Ce n'est que très lentement et avec difficulté que l'esprit humain s'est libéré du mode de pensée grossièrement matérialiste qui a conduit à une résistance prolongée à l'idée que l'utilisation d'un bien comme moyen d'échange génère, comme pour tout autre usage de ce bien, une demande qui donne naissance à un prix et qui est capable de modifier ce prix. Si la capacité d'une chose à satisfaire un besoin humain, ainsi que la reconnaissance de cette capacité, sont considérées comme des préalables à l'établissement de la qualité de bien d'une chose 8, on s'approche de l'idée consistant à distinguer des biens « réels » et des biens « non réels » parmi les objets de l'action économique. Dès que l'économiste se situe sur ce terrain, il perd pied et sort involontairement du domaine de l'objectivité scientifique : il entre dans le domaine des jugements éthiques, de la morale et de la politique. Il comparera alors les choses « objectivement utiles » à celles qui ne sont qu' « imaginées être utiles ». Il étudiera si et dans quelle mesure les choses que l'on pense être utiles (et donc traitées comme telles) le sont effectivement dans un sens « objectif ». Dès qu'on en arrive là, il est tout à fait logique de se demander si l'utilité fournie par un bien satisfait un véritable besoin ou simplement un besoin fictif. Cette façon de penser peut par la suite conduire à l'idée que la valeur des métaux précieux (qui servent « uniquement » à répondre au désir de bijoux et ne satisfont aucune nécessité physiologique, au contraire de ce que font indéniablement la nourriture ou les vêtements d'un point de vue grossièrement matérialiste) est entièrement imaginaire, qu'elle résulte d'institutions sociales inappropriées et de la vanité humaine. A l'inverse, il se peut que la valeur des métaux précieux soit admise comme légitime car même le désir de bijoux est « réel » et « justifié ». L'utilité objective des métaux précieux n'est pas niée ; au contraire, la validité générale de l'exigence de services monétaires est mise en doute parce qu'il a existé autrefois une société sans monnaie et que, de toute façon, une telle société est concevable. Vouloir que la « qualité de bien » réclame une utilité « naturelle » ne se limitant pas aux exigences particulières d'un quelconque ordre social présupposé, est une hypothèse inacceptable.

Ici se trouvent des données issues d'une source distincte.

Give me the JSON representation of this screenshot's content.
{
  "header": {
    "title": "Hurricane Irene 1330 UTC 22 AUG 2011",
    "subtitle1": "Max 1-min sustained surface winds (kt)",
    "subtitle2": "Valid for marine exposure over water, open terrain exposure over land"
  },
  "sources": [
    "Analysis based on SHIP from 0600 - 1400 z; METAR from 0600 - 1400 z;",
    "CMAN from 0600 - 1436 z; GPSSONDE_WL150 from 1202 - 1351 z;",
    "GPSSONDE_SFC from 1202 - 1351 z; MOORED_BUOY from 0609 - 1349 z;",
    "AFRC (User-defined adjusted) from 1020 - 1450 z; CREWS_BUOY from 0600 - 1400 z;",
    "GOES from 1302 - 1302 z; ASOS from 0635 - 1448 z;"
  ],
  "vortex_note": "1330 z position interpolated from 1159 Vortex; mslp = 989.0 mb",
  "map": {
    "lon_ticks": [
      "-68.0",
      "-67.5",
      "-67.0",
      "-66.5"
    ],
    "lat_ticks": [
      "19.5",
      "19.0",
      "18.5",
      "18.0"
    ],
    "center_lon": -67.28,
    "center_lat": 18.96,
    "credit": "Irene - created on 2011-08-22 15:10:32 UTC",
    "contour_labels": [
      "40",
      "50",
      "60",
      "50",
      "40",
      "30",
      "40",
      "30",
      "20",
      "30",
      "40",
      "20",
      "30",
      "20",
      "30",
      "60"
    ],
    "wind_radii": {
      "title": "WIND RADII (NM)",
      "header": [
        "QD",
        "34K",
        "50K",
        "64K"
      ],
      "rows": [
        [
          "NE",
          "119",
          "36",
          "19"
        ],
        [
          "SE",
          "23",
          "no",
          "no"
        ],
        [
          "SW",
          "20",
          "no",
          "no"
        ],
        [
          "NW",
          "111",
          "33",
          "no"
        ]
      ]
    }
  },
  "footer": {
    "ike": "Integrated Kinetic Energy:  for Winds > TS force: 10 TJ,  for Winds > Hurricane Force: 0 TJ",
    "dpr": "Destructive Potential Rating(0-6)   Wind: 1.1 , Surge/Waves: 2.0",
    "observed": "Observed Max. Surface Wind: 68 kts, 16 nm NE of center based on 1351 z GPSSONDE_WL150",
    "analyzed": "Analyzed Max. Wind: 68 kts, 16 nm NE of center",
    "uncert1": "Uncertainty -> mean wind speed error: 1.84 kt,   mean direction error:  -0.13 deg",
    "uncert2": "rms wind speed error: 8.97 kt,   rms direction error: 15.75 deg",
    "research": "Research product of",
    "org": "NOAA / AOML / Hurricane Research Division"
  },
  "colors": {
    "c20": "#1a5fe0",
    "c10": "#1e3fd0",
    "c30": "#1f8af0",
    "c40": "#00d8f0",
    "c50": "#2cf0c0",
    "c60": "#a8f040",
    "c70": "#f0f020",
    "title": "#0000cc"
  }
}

Un matérialisme encore plus grossier était cependant derrière l'idée de ceux qui voulaient nier aux services monétaires leur pouvoir de création de valeur parce que la monnaie, en jouant son rôle, ne perdait pas sa capacité à servir d'autres buts ; en d'autres mots, parce que sa « substance » n'était pas consommée lorsqu'elle remplissait son rôle de monnaie.

Tous ceux qui ont nié la capacité des services monétaires à déterminer sa valeur d'échange n'avaient pas compris que la demande constitue le seul élément décisif. Le fait qu'il existe une demande de monnaie — qui est le bien le plus facile à commercialiser (le plus vendable), contre lequel les propriétaires d'autres biens sont disposés à les échanger — signifie que la fonction monétaire est capable de créer de la valeur.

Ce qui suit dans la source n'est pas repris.